Working with economists at UCLA Anderson School of Management and Charles River Associates, Ceridian provides the index monthly and also offers companies access to more detailed fuel-use information.

(Appears to be discontinued as of June 2012)

==Compiling and analyzing the data==
Through Ceridian’s electronic card payment services for the transportation industry, diesel sales for freight haulage can be tracked and analyzed on a yearly, monthly, weekly and daily basis. Millions of these fuel transactions are processed each year, and the data provides evidence about the status and direction of the U.S. economy.

Each time a road truck makes a diesel fuel purchase using a Ceridian card, Ceridian's database captures the location and number of gallons pumped into the tank. The data is then analyzed to provide a detailed picture of road trucking activity along U.S. interstates and at cities, shipping ports, manufacturing centers, and border crossings with Canada and Mexico.

==Pulse of Commerce Index and the broader economy==
Unlike other economic indicators that rely on surveys or have a lag, the PCI uses real-time consumption data, offering insights into the economy before the monthly Industrial Production number is released.

"This is the first source of data on diesel sales in almost real time. Diesel in the USA is the fuel used almost exclusively to move goods and materials. If there is an increase in diesel sales – it is pretty good evidence the economy is improving."

As the index changes, it offers real comparisons to past performance that captures a solid picture of what has happened, while showing the direction of the overall U.S. economy. This insight is invaluable to businesses, manufacturers, retailers and municipalities as they determine business strategy, plan for growth, or prepare for and manage a downturn.

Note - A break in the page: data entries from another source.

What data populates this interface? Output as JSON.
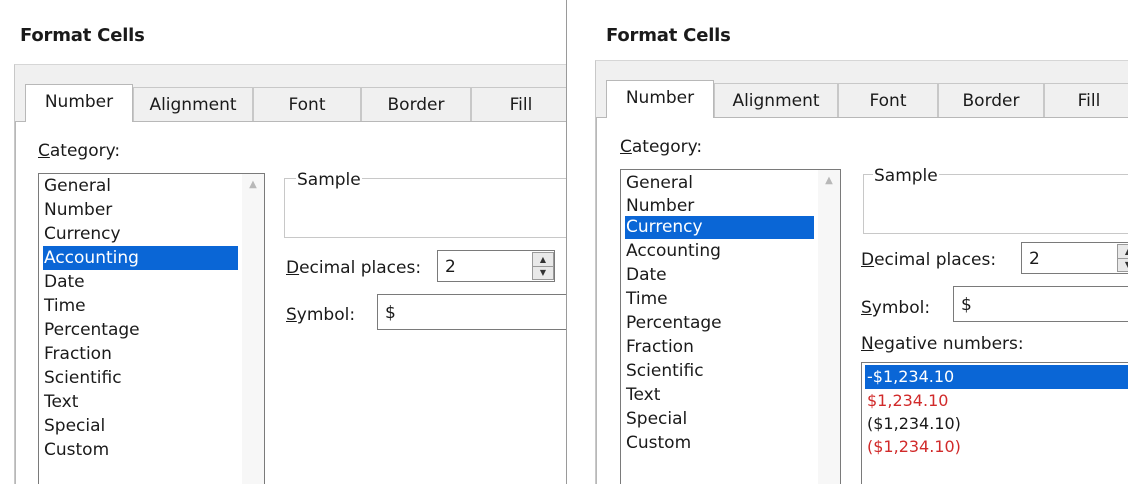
{
  "left": {
    "title": "Format Cells",
    "tabs": [
      "Number",
      "Alignment",
      "Font",
      "Border",
      "Fill"
    ],
    "category_label": "Category:",
    "categories": [
      "General",
      "Number",
      "Currency",
      "Accounting",
      "Date",
      "Time",
      "Percentage",
      "Fraction",
      "Scientific",
      "Text",
      "Special",
      "Custom"
    ],
    "selected_category": "Accounting",
    "sample_label": "Sample",
    "decimal_label": "Decimal places:",
    "decimal_value": "2",
    "symbol_label": "Symbol:",
    "symbol_value": "$"
  },
  "right": {
    "title": "Format Cells",
    "tabs": [
      "Number",
      "Alignment",
      "Font",
      "Border",
      "Fill"
    ],
    "category_label": "Category:",
    "categories": [
      "General",
      "Number",
      "Currency",
      "Accounting",
      "Date",
      "Time",
      "Percentage",
      "Fraction",
      "Scientific",
      "Text",
      "Special",
      "Custom"
    ],
    "selected_category": "Currency",
    "sample_label": "Sample",
    "decimal_label": "Decimal places:",
    "decimal_value": "2",
    "symbol_label": "Symbol:",
    "symbol_value": "$",
    "negative_label": "Negative numbers:",
    "negative_options": [
      {
        "text": "-$1,234.10",
        "color": "selected"
      },
      {
        "text": "$1,234.10",
        "color": "red"
      },
      {
        "text": "($1,234.10)",
        "color": "black"
      },
      {
        "text": "($1,234.10)",
        "color": "red"
      }
    ]
  },
  "colors": {
    "selection": "#0a66d6",
    "negative_red": "#d12a2a",
    "dialog_background": "#f0f0f0"
  }
}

"Back-testing of the data to 1999 shows the index closely matches growth in real gross domestic product and changes in the Federal Reserve's industrial production data.

"The index's main advantage over other data is its timeliness. The index is scheduled for release at 8:00 a.m. (ET) on the 10th day of each month--about four or five days before the Fed's industrial report. Because Ceridian can access all fuel purchases in real time, the index won't be subject to revisions."

==History==
The first PCI was issued on February 10, 2010, and covers data for January 2010. Each monthly report includes historical information for preceding months and years. The PCI is distributed on or near the 10th of every month. Deeper historical data and customized reports are also available.